In this paper we examine data for only three parameters in oil palm plantations, but the principles are the same for other parameters and tree species (in equilateral plantings). The case of fertiliser distribution and soil chemical properties is worth particular mention. Whether spread by machine or by hand, fertiliser distribution generally has a systematic pattern at the tree scale. A grid approach to sampling would seem the most appropriate, because the pattern is unlikely to be radial or related to visible zones. It might be possible to massively increase the number of point-scale measurements that can be made using hand-held remote sensing tools in the field. Gamma ray spectrometry is particularly promising for soil properties related to mineralogy and perhaps potassium fertiliser distribution (Pracilio et al. 2006) whereas visible to mid-infrared spectroscopy is particularly promising for soil properties related to organic matter content (Viscarra Rossel et al. 2006; Kuang et al. 2012). Similarly, soil physical and biological properties and processes have highly variable but systematic patterns within the tree unit. Although we have focussed on systematic variations within the tree unit we also acknowledge that there is variation at the tree-scale that is not related to planting configuration and management in the ways discussed and these variations may also be important for processes.

When using point measurements to estimate field- or landscape-scale values of a parameter, it is important to consider tree-scale variability only if it is as large or larger than field-scale variability. For the parameters we examined, variability within tree units was indeed as large or larger than variability between tree units, confirming findings of others (eg. Anuar et al. 2008; Law et al. 2009). For throughfall this can be seen by comparing individual point measurements in Fig. 3. For root biomass and soil respiration it can be seen by comparing the spatial variation in mean values (Figs. 4a and 5a) with the between-tree standard deviation at any particular location (Figs. 4b and 5b). When designing a sampling program to characterise fields or landscapes it may be most efficient to consider the tree- and field-scale variability together. For example, points on a tree-scale grid need not all be sampled in a particular tree unit but could instead be distributed across the field.
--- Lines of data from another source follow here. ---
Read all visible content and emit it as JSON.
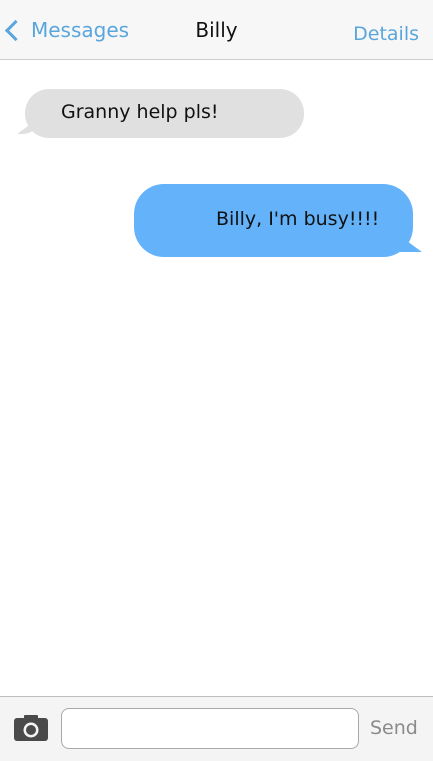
{
  "header": {
    "back_label": "Messages",
    "title": "Billy",
    "details_label": "Details"
  },
  "messages": [
    {
      "direction": "incoming",
      "text": "Granny help pls!"
    },
    {
      "direction": "outgoing",
      "text": "Billy, I'm busy!!!!"
    }
  ],
  "composer": {
    "input_value": "",
    "send_label": "Send",
    "camera_icon": "camera-icon"
  },
  "colors": {
    "accent": "#5aa6dc",
    "incoming_bubble": "#e0e0e0",
    "outgoing_bubble": "#64b3fa"
  }
}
In conclusion, future studies in plantations should account for tree-scale lateral variation using well-defined sampling and calculation techniques, such as those presented here for equilateral triangular planting configuration. For comparative studies it may not be necessary to account for tree-scale spatial variability, but for studies requiring area-based values it is. The tree unit (a hexagon or symmetrical portions thereof) can be delineated in the field using simple techniques. The tree unit can be sampled, either for multiple individual analyses or for preparing representative composite samples, using one of three approaches depending on the parameter in question. A grid approach is desirable for complex or unknown patterns of variability (eg. due to patchy and overlapping patterns of water, plant residue and fertiliser inputs), but sampling resolution should be high in locations where the parameter changes markedly with distance. For radially distributed parameters, samples can be taken in a triangular portion of the tree unit or along radial transects, and spatial averages and variability can be quantified using the procedures presented here. For throughfall studies in oil palm, the sampling period should be at least 1 year in duration. If using a patch or zone sampling approach then the assumption of uniformity within patches might need to be considered. The three approaches defined here form a basis for sampling programs that account for tree-scale variability. However, further studies are warranted to design efficient sampling procedures for given levels of precision for the scale of interest.